In general, when I am in a new city, I try really hard to torpedo myself into it’s authentic back region. As long as I do my research, spend my first few days/weeks making mistakes, seeing what the locals wear and asking them where to go, I think it is relatively easy to find the authenticity of a place. I am not interested in the façade of a city’s touristic image, because, as MacCannell describes Goffman’s theory in Staged Authenticity, “sustaining a firm sense of social reality requires some mystification” aka a “false reality” (591).
That being said, when I came to Accra, it took me much longer to even get a close encounter near the back regions. It took me a very long time to realize that, “Stage 6: Goffman’s back region; the kind of social space that motivates touristic consciousness” (598), will probably never be attainable here. There are just too many ways in which I stick out as a tourist, an outsider. I was feeling cheated knowing that the majority of places I go to were ‘tourist traps’.
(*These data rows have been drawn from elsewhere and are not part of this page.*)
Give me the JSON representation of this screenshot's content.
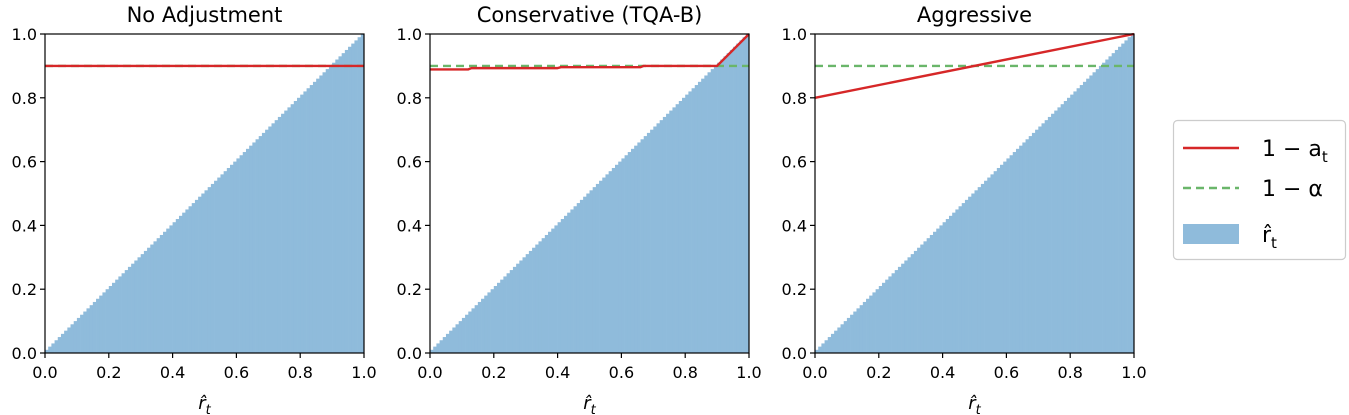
{
  "chart_data": [
    {
      "type": "bar",
      "title": "No Adjustment",
      "xlabel": "r̂",
      "xlabel_sub": "t",
      "xlim": [
        0.0,
        1.0
      ],
      "ylim": [
        0.0,
        1.0
      ],
      "xticks": [
        "0.0",
        "0.2",
        "0.4",
        "0.6",
        "0.8",
        "1.0"
      ],
      "yticks": [
        "0.0",
        "0.2",
        "0.4",
        "0.6",
        "0.8",
        "1.0"
      ],
      "bars": {
        "name": "r̂_t",
        "from": 0.0,
        "to": 1.0,
        "count": 100,
        "value": "x"
      },
      "series": [
        {
          "legend_index": 0,
          "x": [
            0.0,
            1.0
          ],
          "y": [
            0.9,
            0.9
          ]
        },
        {
          "legend_index": 1,
          "x": [
            0.0,
            1.0
          ],
          "y": [
            0.9,
            0.9
          ]
        }
      ]
    },
    {
      "type": "bar",
      "title": "Conservative (TQA-B)",
      "xlabel": "r̂",
      "xlabel_sub": "t",
      "xlim": [
        0.0,
        1.0
      ],
      "ylim": [
        0.0,
        1.0
      ],
      "xticks": [
        "0.0",
        "0.2",
        "0.4",
        "0.6",
        "0.8",
        "1.0"
      ],
      "yticks": [
        "0.0",
        "0.2",
        "0.4",
        "0.6",
        "0.8",
        "1.0"
      ],
      "bars": {
        "name": "r̂_t",
        "from": 0.0,
        "to": 1.0,
        "count": 100,
        "value": "x"
      },
      "series": [
        {
          "legend_index": 0,
          "x": [
            0.0,
            0.12,
            0.13,
            0.4,
            0.41,
            0.66,
            0.67,
            0.9,
            1.0
          ],
          "y": [
            0.889,
            0.889,
            0.893,
            0.893,
            0.896,
            0.896,
            0.9,
            0.9,
            1.0
          ]
        },
        {
          "legend_index": 1,
          "x": [
            0.0,
            1.0
          ],
          "y": [
            0.9,
            0.9
          ]
        }
      ]
    },
    {
      "type": "bar",
      "title": "Aggressive",
      "xlabel": "r̂",
      "xlabel_sub": "t",
      "xlim": [
        0.0,
        1.0
      ],
      "ylim": [
        0.0,
        1.0
      ],
      "xticks": [
        "0.0",
        "0.2",
        "0.4",
        "0.6",
        "0.8",
        "1.0"
      ],
      "yticks": [
        "0.0",
        "0.2",
        "0.4",
        "0.6",
        "0.8",
        "1.0"
      ],
      "bars": {
        "name": "r̂_t",
        "from": 0.0,
        "to": 1.0,
        "count": 100,
        "value": "x"
      },
      "series": [
        {
          "legend_index": 0,
          "x": [
            0.0,
            1.0
          ],
          "y": [
            0.8,
            1.0
          ]
        },
        {
          "legend_index": 1,
          "x": [
            0.0,
            1.0
          ],
          "y": [
            0.9,
            0.9
          ]
        }
      ]
    }
  ],
  "legend": {
    "placement": "right",
    "entries": [
      {
        "main": "1 − a",
        "sub": "t",
        "style": "solid",
        "color": "#d62728"
      },
      {
        "main": "1 − α",
        "sub": "",
        "style": "dashed",
        "color": "#6ab66a"
      },
      {
        "main": "r̂",
        "sub": "t",
        "style": "patch",
        "color": "#8fbbdb"
      }
    ]
  },
  "colors": {
    "line_red": "#d62728",
    "line_green": "#6ab66a",
    "bar_blue": "#8fbbdb",
    "axis": "#000000"
  }
}
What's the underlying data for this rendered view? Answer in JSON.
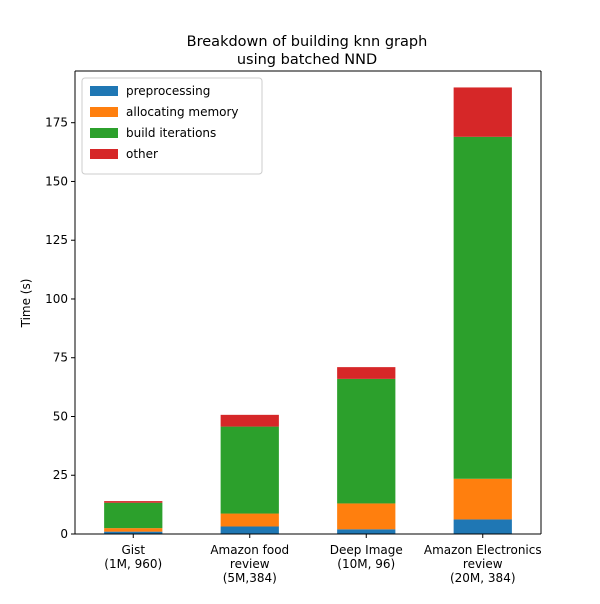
{
  "chart_data": {
    "type": "bar",
    "stacked": true,
    "title_lines": [
      "Breakdown of building knn graph",
      "using batched NND"
    ],
    "xlabel": "",
    "ylabel": "Time (s)",
    "ylim": [
      0,
      197
    ],
    "yticks": [
      0,
      25,
      50,
      75,
      100,
      125,
      150,
      175
    ],
    "grid": false,
    "legend_position": "top-left",
    "categories": [
      [
        "Gist",
        "(1M, 960)"
      ],
      [
        "Amazon food",
        "review",
        "(5M,384)"
      ],
      [
        "Deep Image",
        "(10M, 96)"
      ],
      [
        "Amazon Electronics",
        "review",
        "(20M, 384)"
      ]
    ],
    "series": [
      {
        "name": "preprocessing",
        "color": "#1f77b4",
        "values": [
          1.0,
          3.2,
          2.0,
          6.2
        ]
      },
      {
        "name": "allocating memory",
        "color": "#ff7f0e",
        "values": [
          1.5,
          5.5,
          11.0,
          17.3
        ]
      },
      {
        "name": "build iterations",
        "color": "#2ca02c",
        "values": [
          10.8,
          37.0,
          53.0,
          145.5
        ]
      },
      {
        "name": "other",
        "color": "#d62728",
        "values": [
          0.7,
          5.0,
          5.0,
          21.0
        ]
      }
    ]
  }
}
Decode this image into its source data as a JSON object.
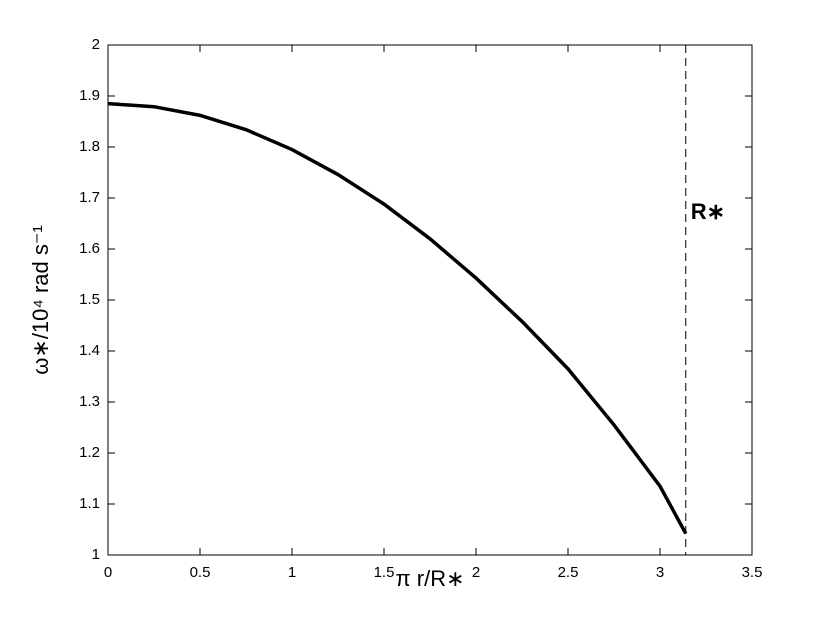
{
  "chart_data": {
    "type": "line",
    "x_label": "π r/R∗",
    "y_label": "ω∗/10⁴ rad s⁻¹",
    "x": [
      0,
      0.25,
      0.5,
      0.75,
      1,
      1.25,
      1.5,
      1.75,
      2,
      2.25,
      2.5,
      2.75,
      3,
      3.14
    ],
    "series": [
      {
        "color": "#000000",
        "values": [
          1.885,
          1.879,
          1.862,
          1.834,
          1.795,
          1.746,
          1.688,
          1.62,
          1.543,
          1.458,
          1.365,
          1.255,
          1.135,
          1.042
        ]
      }
    ],
    "xlim": [
      0,
      3.5
    ],
    "xticks": [
      0,
      0.5,
      1,
      1.5,
      2,
      2.5,
      3,
      3.5
    ],
    "ylim": [
      1,
      2
    ],
    "yticks": [
      1,
      1.1,
      1.2,
      1.3,
      1.4,
      1.5,
      1.6,
      1.7,
      1.8,
      1.9,
      2
    ],
    "vline": {
      "x": 3.14,
      "label": "R∗",
      "label_y": 1.67
    },
    "grid": false
  }
}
There was one night when I came close to the back region of the Ghanaian nightlife; probably the closest I’ll ever get. I went with two other students to go hang out with our newfound Guinean friends. We were very excited that we had finally made friends with the locals who actually just wanted friendship; nothing more. They told us to meet them at a club called Vienna, which we had never heard of. As we drove 30 minutes out of the city center and pulled up to a rather dark building, I read the colossal banner above the club entrance. “EBOLA IS REAL: NO KISSING NO HUGGING WASHING HANDS”. Below the banner I saw a line of prostitutes dressed up in sailor outfits. I was ecstatic to finally experience a real night in Accra. However, walking into the club, I noticed that most of the eyes glance our way immediately, even if just for a fleeting moment. The bartender had handed me a clean glass and opened my beer for me, while he merely shoved the bottles at the other regular patrons. I will never be able to escape Accra’s projection of it’s front regions. It’s as if I transform the back regions into the front regions just by my presence as an incredibly obvious tourist.
Now, I have reached the half-way point of my semester in Ghana. And it’s taken me this long to realize that reaching “Stage 6” will never become a reality. This realization has allowed me to enjoy most touristy, westernized places in Accra. One of the most relaxing days I had here was in an old colonial house converted into a french restaurant/lounge. I ordered a chocolate cake and a large Evian, and tanned by the pool for five hours while soundtracks from Hotel Costes played in the background. I didn’t care that this place was designed specifically for westerners such as myself. If I can’t get into the back regions of Accra, I at least want to go to the touristy places that don’t pretend to be something they are not.